Catalytic iron and acute kidney injury

Abstract

Acute kidney injury (AKI) is a common and often devastating condition among hospitalized patients and is associated with markedly increased hospital length of stay, mortality, and cost. The pathogenesis of AKI is complex, but animal models support an important role for catalytic iron in causing AKI. Catalytic iron, also known as labile iron, is a transitional pool of non-transferrin-bound iron that is readily available to participate in redox cycling. Initial findings related to catalytic iron and animal models of kidney injury have only recently been extended to human AKI. In this review, we discuss the role of catalytic iron in human AKI, focusing on recent translational studies in humans, assay considerations, and potential therapeutic targets for future interventional studies.

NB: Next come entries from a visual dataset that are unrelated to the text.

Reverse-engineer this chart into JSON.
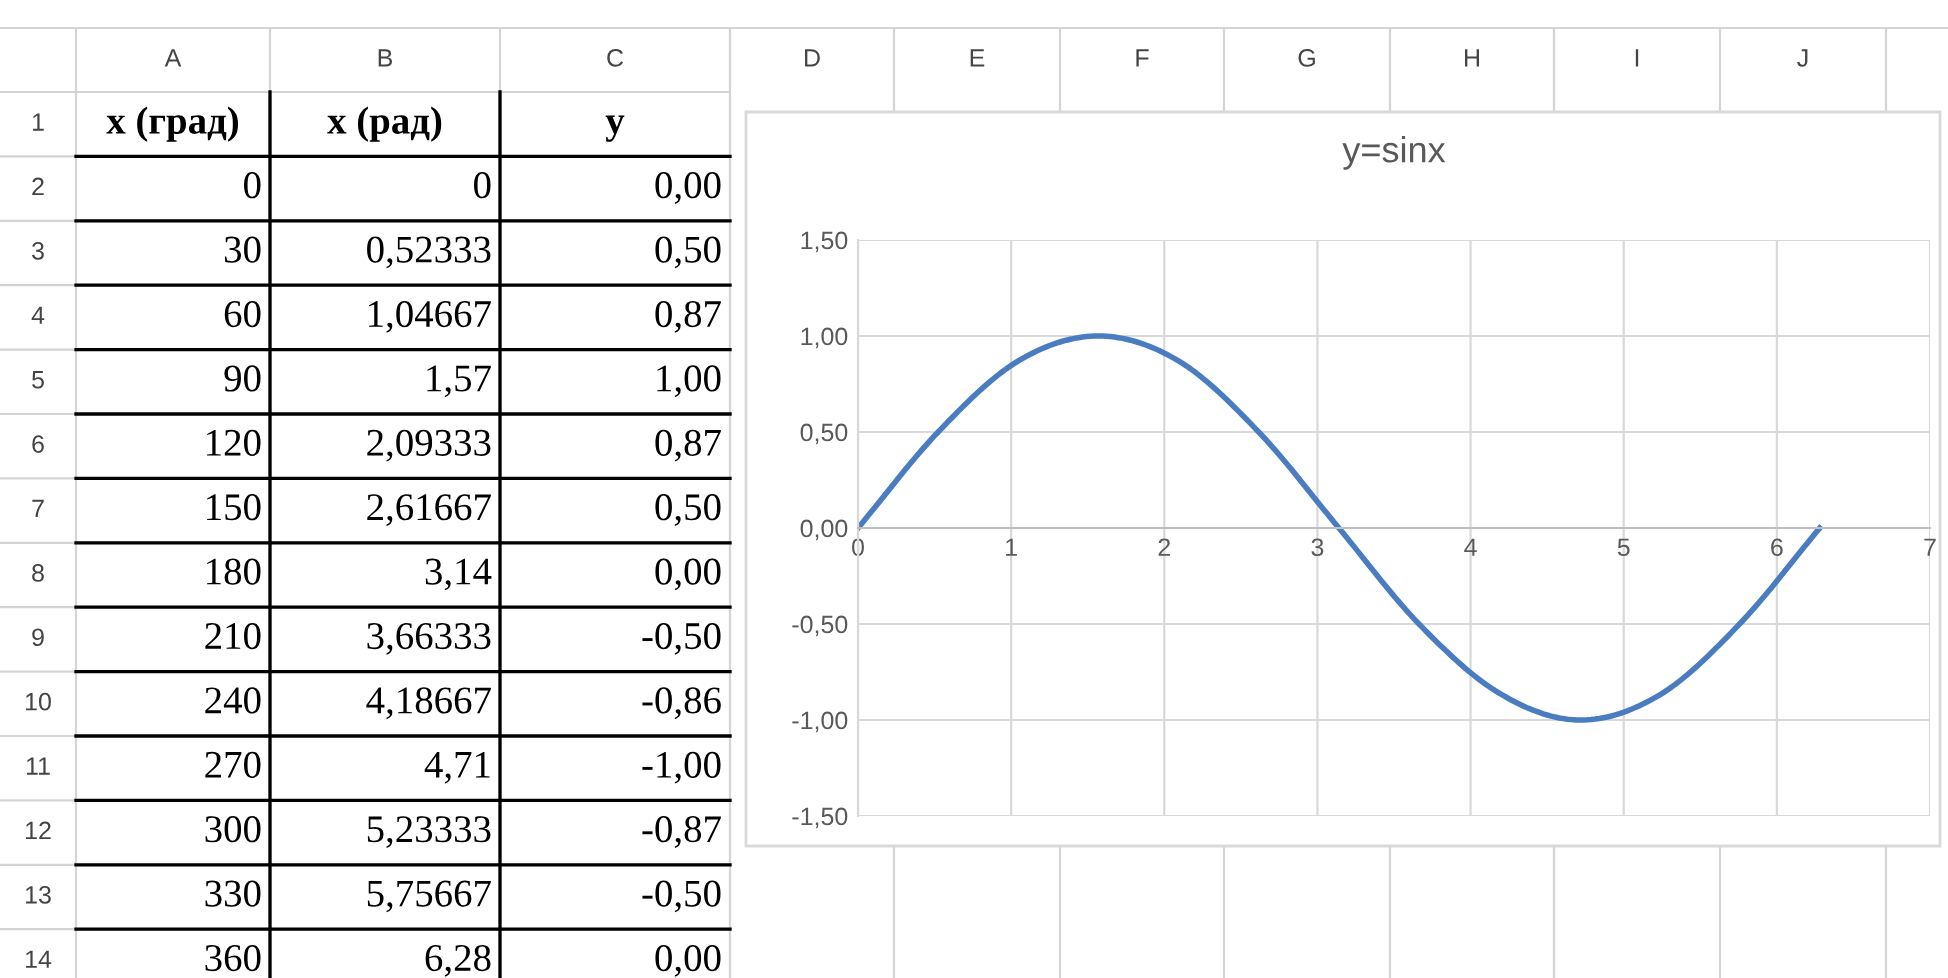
{
  "chart_data": {
    "type": "line",
    "title": "y=sinx",
    "x": [
      0,
      0.52333,
      1.04667,
      1.57,
      2.09333,
      2.61667,
      3.14,
      3.66333,
      4.18667,
      4.71,
      5.23333,
      5.75667,
      6.28
    ],
    "series": [
      {
        "color": "#4a7cc2",
        "values": [
          0.0,
          0.5,
          0.87,
          1.0,
          0.87,
          0.5,
          0.0,
          -0.5,
          -0.86,
          -1.0,
          -0.87,
          -0.5,
          0.0
        ]
      }
    ],
    "xlim": [
      0,
      7
    ],
    "xticks": [
      0,
      1,
      2,
      3,
      4,
      5,
      6,
      7
    ],
    "ylim": [
      -1.5,
      1.5
    ],
    "yticks": [
      {
        "value": -1.5,
        "label": "-1,50"
      },
      {
        "value": -1.0,
        "label": "-1,00"
      },
      {
        "value": -0.5,
        "label": "-0,50"
      },
      {
        "value": 0,
        "label": "0,00"
      },
      {
        "value": 0.5,
        "label": "0,50"
      },
      {
        "value": 1.0,
        "label": "1,00"
      },
      {
        "value": 1.5,
        "label": "1,50"
      }
    ],
    "grid": true,
    "marker": "none",
    "line_style": "solid",
    "annotations": [
      "x (град)",
      "x (рад)",
      "y",
      "0",
      "30",
      "60",
      "90",
      "120",
      "150",
      "180",
      "210",
      "240",
      "270",
      "300",
      "330",
      "360",
      "0",
      "0,52333",
      "1,04667",
      "1,57",
      "2,09333",
      "2,61667",
      "3,14",
      "3,66333",
      "4,18667",
      "4,71",
      "5,23333",
      "5,75667",
      "6,28",
      "0,00",
      "0,50",
      "0,87",
      "1,00",
      "0,87",
      "0,50",
      "0,00",
      "-0,50",
      "-0,86",
      "-1,00",
      "-0,87",
      "-0,50",
      "0,00",
      "A",
      "B",
      "C",
      "D",
      "E",
      "F",
      "G",
      "H",
      "I",
      "J",
      "1",
      "2",
      "3",
      "4",
      "5",
      "6",
      "7",
      "8",
      "9",
      "10",
      "11",
      "12",
      "13",
      "14"
    ]
  }
}
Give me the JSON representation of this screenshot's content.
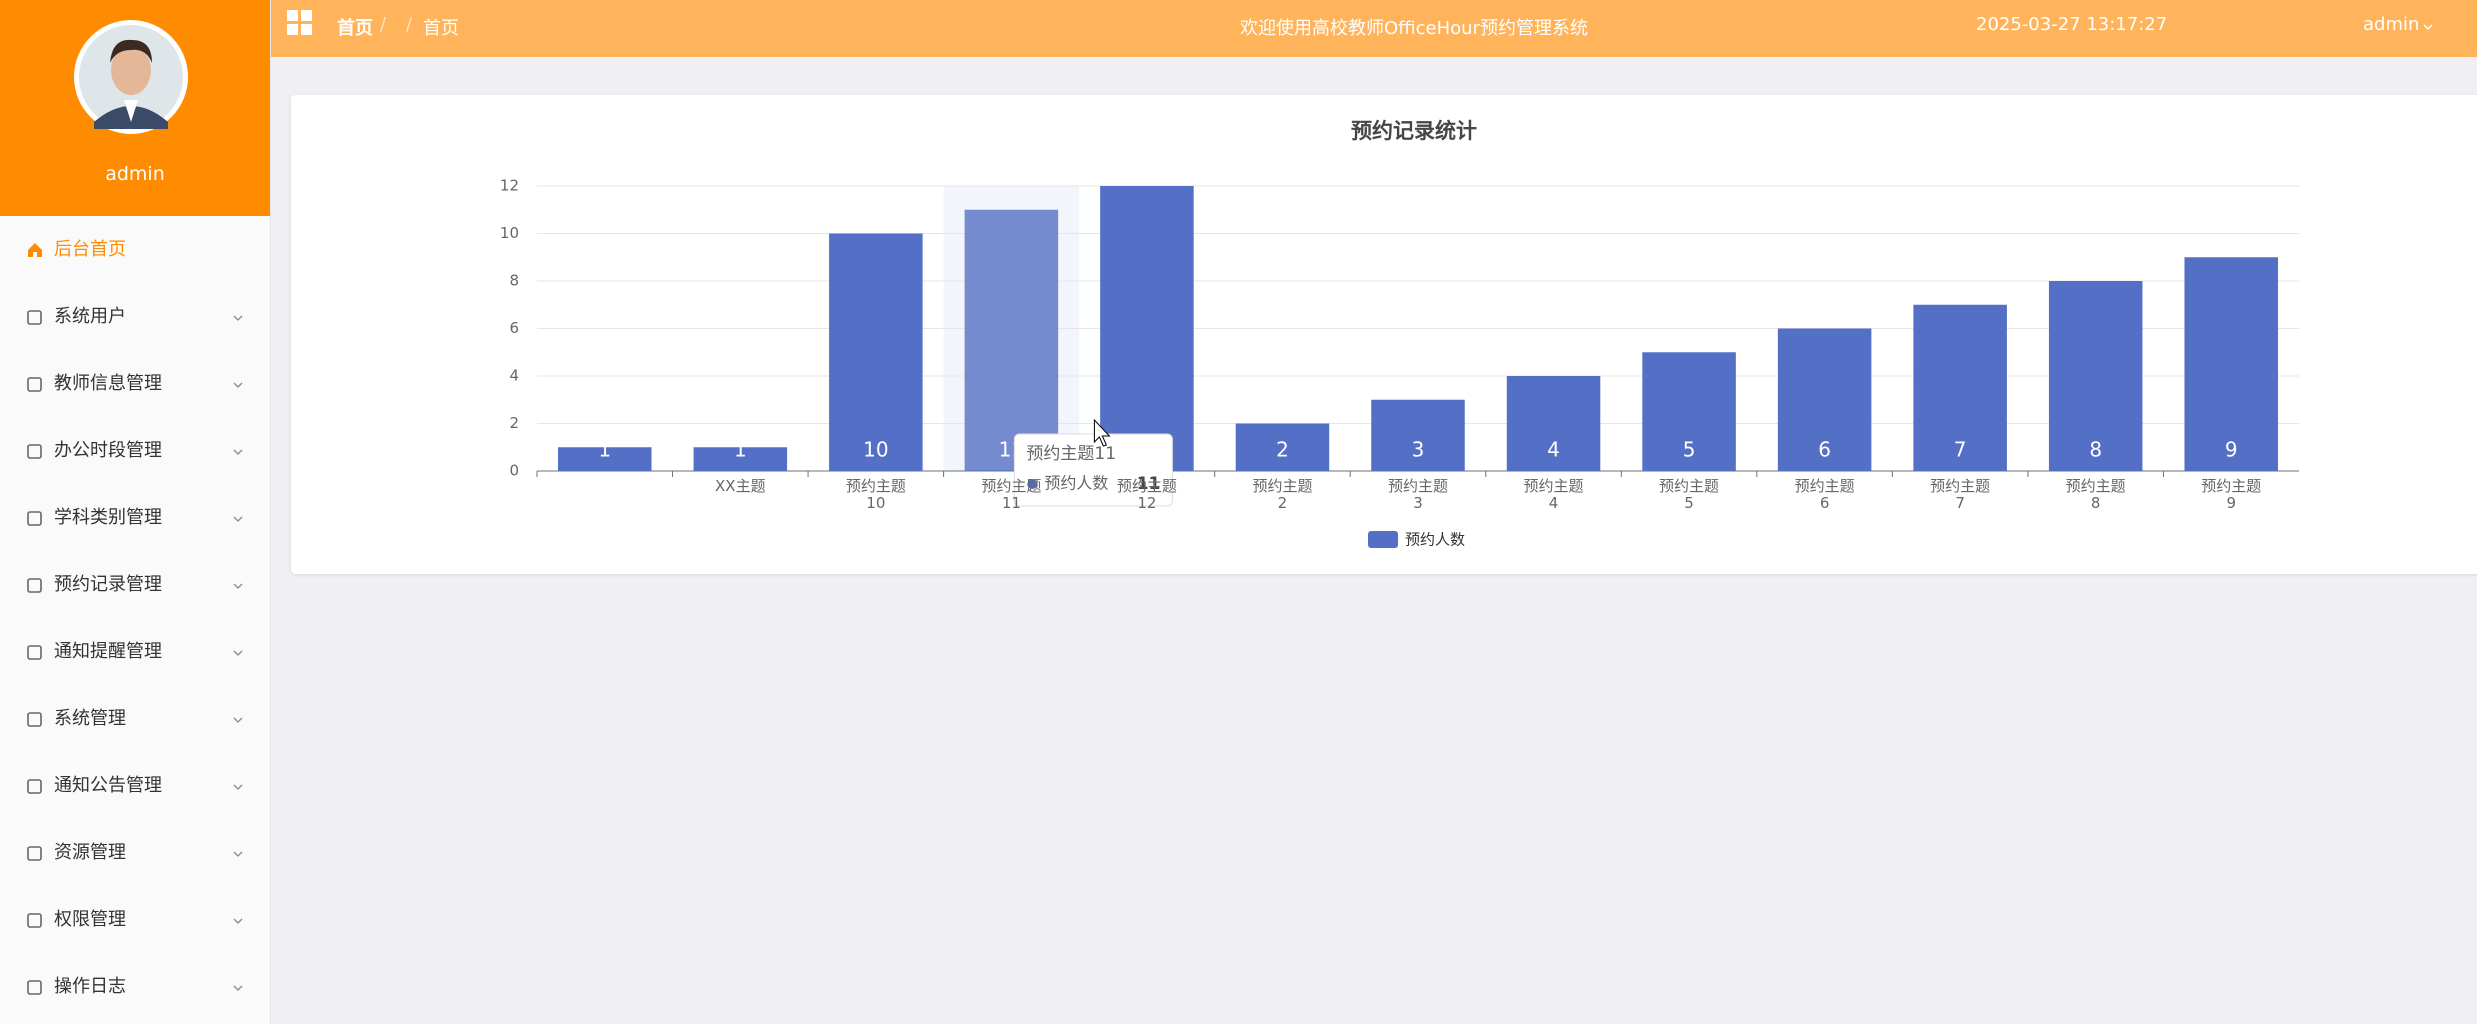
{
  "sidebar": {
    "username": "admin",
    "menu": [
      "后台首页",
      "系统用户",
      "教师信息管理",
      "办公时段管理",
      "学科类别管理",
      "预约记录管理",
      "通知提醒管理",
      "系统管理",
      "通知公告管理",
      "资源管理",
      "权限管理",
      "操作日志"
    ]
  },
  "header": {
    "breadcrumb": [
      "首页",
      "首页"
    ],
    "title": "欢迎使用高校教师OfficeHour预约管理系统",
    "datetime": "2025-03-27 13:17:27",
    "user": "admin"
  },
  "chart_data": {
    "type": "bar",
    "title": "预约记录统计",
    "categories": [
      null,
      "XX主题",
      "预约主题\n10",
      "预约主题\n11",
      "预约主题\n12",
      "预约主题\n2",
      "预约主题\n3",
      "预约主题\n4",
      "预约主题\n5",
      "预约主题\n6",
      "预约主题\n7",
      "预约主题\n8",
      "预约主题\n9"
    ],
    "series": [
      {
        "name": "预约人数",
        "color": "#5470c6",
        "values": [
          1,
          1,
          10,
          11,
          12,
          2,
          3,
          4,
          5,
          6,
          7,
          8,
          9
        ]
      }
    ],
    "ylim": [
      0,
      12
    ],
    "yticks": [
      0,
      2,
      4,
      6,
      8,
      10,
      12
    ],
    "grid": true,
    "legend": "bottom",
    "tooltip": {
      "category": "预约主题11",
      "series": "预约人数",
      "value": 11
    }
  }
}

Keywords: AKI; HO-1; ferritin; labile iron; non-transferrin-bound iron.

Fig. 1.

Distribution of cellular and extracellular iron. Extracellular (plasma) iron represents a small portion (∼3 mg) of total body iron (∼3,000–5,000 mg), the vast majority of which is intracellular (e.g., stored in ferritin, hemoglobin, and other cellular iron-containing proteins). Under normal physiological conditions, plasma iron is transferrin bound. In some disorders, a small portion of plasma iron is non-transferrin-bound iron (NTBI). The latter is either bound to albumin or to low-molecular-weight chelates, such as citrate. A portion of circulating NTBI is readily available to participate in redox cycling and is referred to as plasma catalytic iron or labile plasma iron (LPI).

Fig. 2.

Plasma catalytic iron levels and adverse outcomes following cardiac surgery. A: plasma catalytic iron levels are significantly higher at the end of cardiopulmonary bypass (CPB) compared with preoperative (Preop) levels. †P < 0.001 and †††P < 0.05 for within-group comparison to preoperative levels. Furthermore, catalytic iron levels at the end of CPB and on postoperative day 1 (POD#1) are higher in patients who develop in-hospital death or need for renal replacement therapy (death/RRT). *P < 0.01 for between-group comparisons. Bars represent median (25th–75th interquartile range). B: patients with catalytic iron levels in the highest compared with lowest quartile on POD#1 have a greater risk of death/RRT, AKI, and in-hospital mortality after adjusting for age and preoperative estimated glomerular filtration rate. *P < 0.05. [Adapted from Leaf et al. (32) with permission.]

Fig. 3.

Proposed pathophysiological mechanisms of catalytic iron-induced AKI. 1: Hemolysis, which can occur through endogenous or exogenous processes, results in the release of free hemoglobin (Hgb) into the plasma. 2: Free Hgb is bound by haptoglobin, and the complex is taken up by monocytes and macrophages via the scavenger receptor, CD163. CD163 can also facilitate receptor-mediated endocytosis of free Hgb, even in the absence of haptoglobin (48). 3: Once internalized, Hgb is broken down into heme, which is degraded further by heme oxygenase-1 (HO-1) into carbon monoxide (CO), biliverdin, and Fe²⁺. The latter is oxidized into Fe³⁺ and sequestered by ferritin, which is upregulated by HO-1 (41). 4: Free Hgb not sequestered by haptoglobin may be oxidized into free heme in the circulation. 5: Free heme is sequestered by hemopexin and taken up by hepatocytes, vascular smooth muscle cell (VSMCs), and other cell types via the scavenger receptor, CD91, also known as low density lipoprotein receptor-related protein 1 (LRP1). 6: When the ability of haptoglobin and hemopexin to scavenge free Hgb and free heme is overwhelmed, respectively, nonenzymatic degradation (i.e., in the absence of HO-1) may release catalytic iron from heme. 7: This catalytic iron catalyzes the formation of free radicals, which can damage macromolecular components of cells, resulting in AKI (5). 8: Even in the absence of catalytic iron generation, free Hgb and free heme may contribute to AKI by a variety of mechanisms, including nitric oxide (NO) sequestration, which results in vasoconstriction (14), oxidant-mediated cellular damage (46), vascular injury (30), and induction of apoptosis in the presence of other cytotoxic agonists, such as tumor necrosis factor (TNF) (49). Key targets for potential therapeutic intervention are colored in red. CPB, cardiopulmonary bypass; DIC, disseminated intravascular coagulation; HUS, hemolytic uremic syndrome; TTP, thrombotic thrombocytopenic purpura.